Kevin B. Jacobsen
Executive Vice President & Chief Financial Officer at Clorox
Sure. Thanks, Chris, for the question. And let me start with the overall basket of cost increases we're looking at. And as you mentioned, we started the year expecting about $400 million, a little below. We've updated that with this most recent outlook, and we're rolling up to a little bit over $400 million, but generally, still in that area. What hasn't really changed for us is commodity inflation overall. It represents about half that total inflation. While we've seen a little bit of change by item we purchased, the general level of inflation in the commodities is pretty consistent with what we thought about a quarter ago. So no real change there. We've seen a little bit of improvement on resin prices, and then there's a few other areas in chemicals and ag products that have gone a little bit the other way. But puts and takes, but by and large, our commodity inflation expectation is consistent with what we thought earlier this year.
Where we are seeing a little bit higher prices is primarily in logistics, and I'm sure you folks are seeing what's going on with the price of diesel. That's coming in higher than we anticipated. So we revised up a bit our expectation on logistics cost inflation. So we're still operating in generally that $400 million range, but a little bit higher cost we're expecting in logistics for the balance of the year. In terms of how I expect the gross margins to phase going forward, I think this is an important inflection point for us. As you know, margins declined for about five straight quarters given the tremendous cost inflation we're dealing with last year, as you recall, about $800 million worth of cost inflation in the supply chain. We stabilized margins in Q4. They were essentially flat year-over-year. As you saw this most recent quarter, gross margin down about 100 basis points, primarily for the charge we took on the Pine-Sol recall. Excluding that charge, they are generally flat year-over-year again. And we expect to start growing this quarter. As you saw in my prepared remarks, we expect 100 to 200 basis points of margin expansion.

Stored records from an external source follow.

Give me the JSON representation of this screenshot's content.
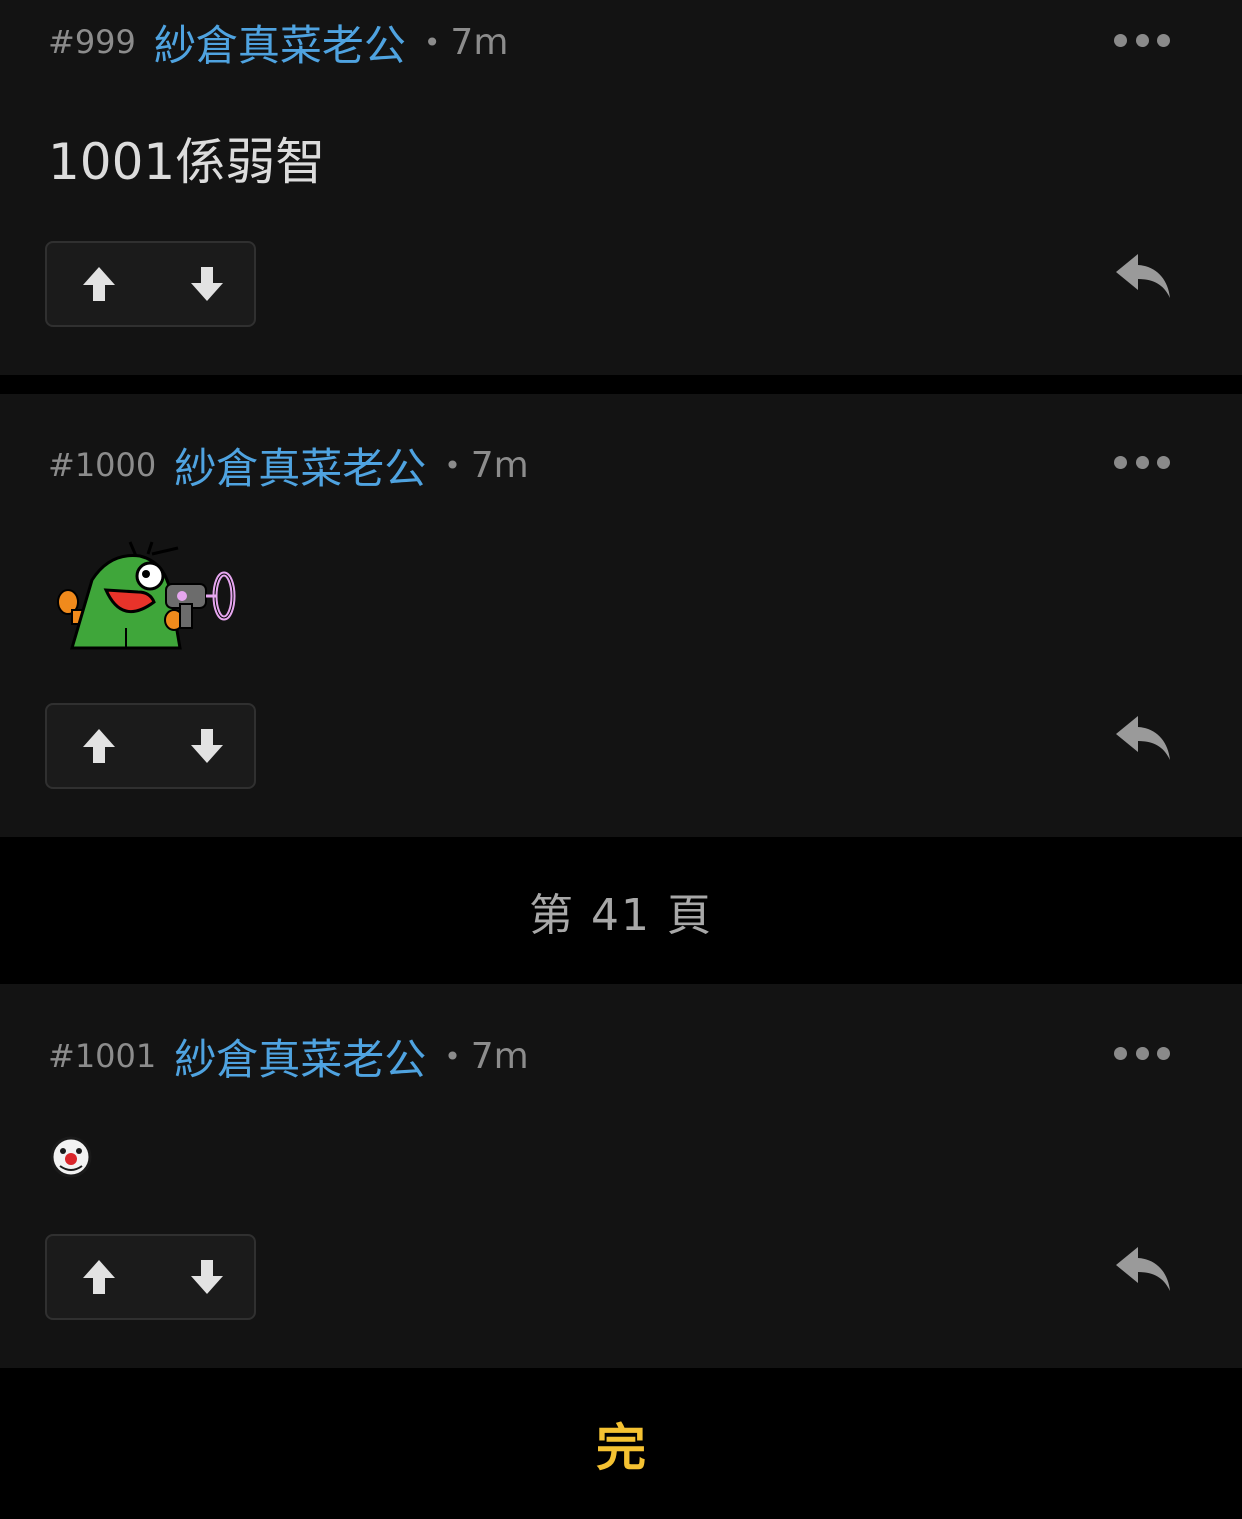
{
  "posts": [
    {
      "number": "#999",
      "username": "紗倉真菜老公",
      "separator": "•",
      "time": "7m",
      "body_text": "1001係弱智"
    },
    {
      "number": "#1000",
      "username": "紗倉真菜老公",
      "separator": "•",
      "time": "7m",
      "sticker": "green-creature-sticker"
    },
    {
      "number": "#1001",
      "username": "紗倉真菜老公",
      "separator": "•",
      "time": "7m",
      "sticker": "clown-face-emoji"
    }
  ],
  "page_divider": "第 41 頁",
  "end_label": "完",
  "icons": {
    "more": "more-dots-icon",
    "upvote": "arrow-up-icon",
    "downvote": "arrow-down-icon",
    "reply": "reply-icon"
  },
  "colors": {
    "username": "#4fa3e0",
    "end_label": "#f5c232",
    "post_bg": "#131313",
    "page_bg": "#000000"
  }
}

So I think this is an important inflection point. We're getting back now to starting to rebuild margins that we've been working on for a while. I expect that to continue as we move through the balance of this year. As we said, we expect to grow margins about 200 basis points for full year, but I expect that to build starting from Q2 as we move forward. And then your longer-term question, Linda and I and the entire leadership team remain committed to rebuilding margins to pre-pandemic levels. And we said that's going to take a while. It's difficult to predict exactly when we'll be able to achieve that because a lot of that is outside of our control. I feel very good about the things we control, the pricing we're executing, the cost savings program, and our supply chain optimization work is all very much on track. But the reality is, the cost environment continues to be very dynamic.
At some point, I expect cost to roll over. These are cyclical commodities. But it's difficult to know when that will occur. And that will likely either accelerate or delay the time of our margin recovery based on outside events. And then on the cost buckets outside of commodities, when you look at logistics and manufacturing, there are some of those costs that I think will stick. When you look at labor, I expect those costs will continue going forward. But there's other elements, diesel, things of that nature, I do expect also to see come down at some point. And so we'll have to see exactly how that plays out. But what I feel good about is we're starting to make progress on our commitment to start rebuilding margins. That starts for us this quarter. And I would expect that to continue as we move through the year.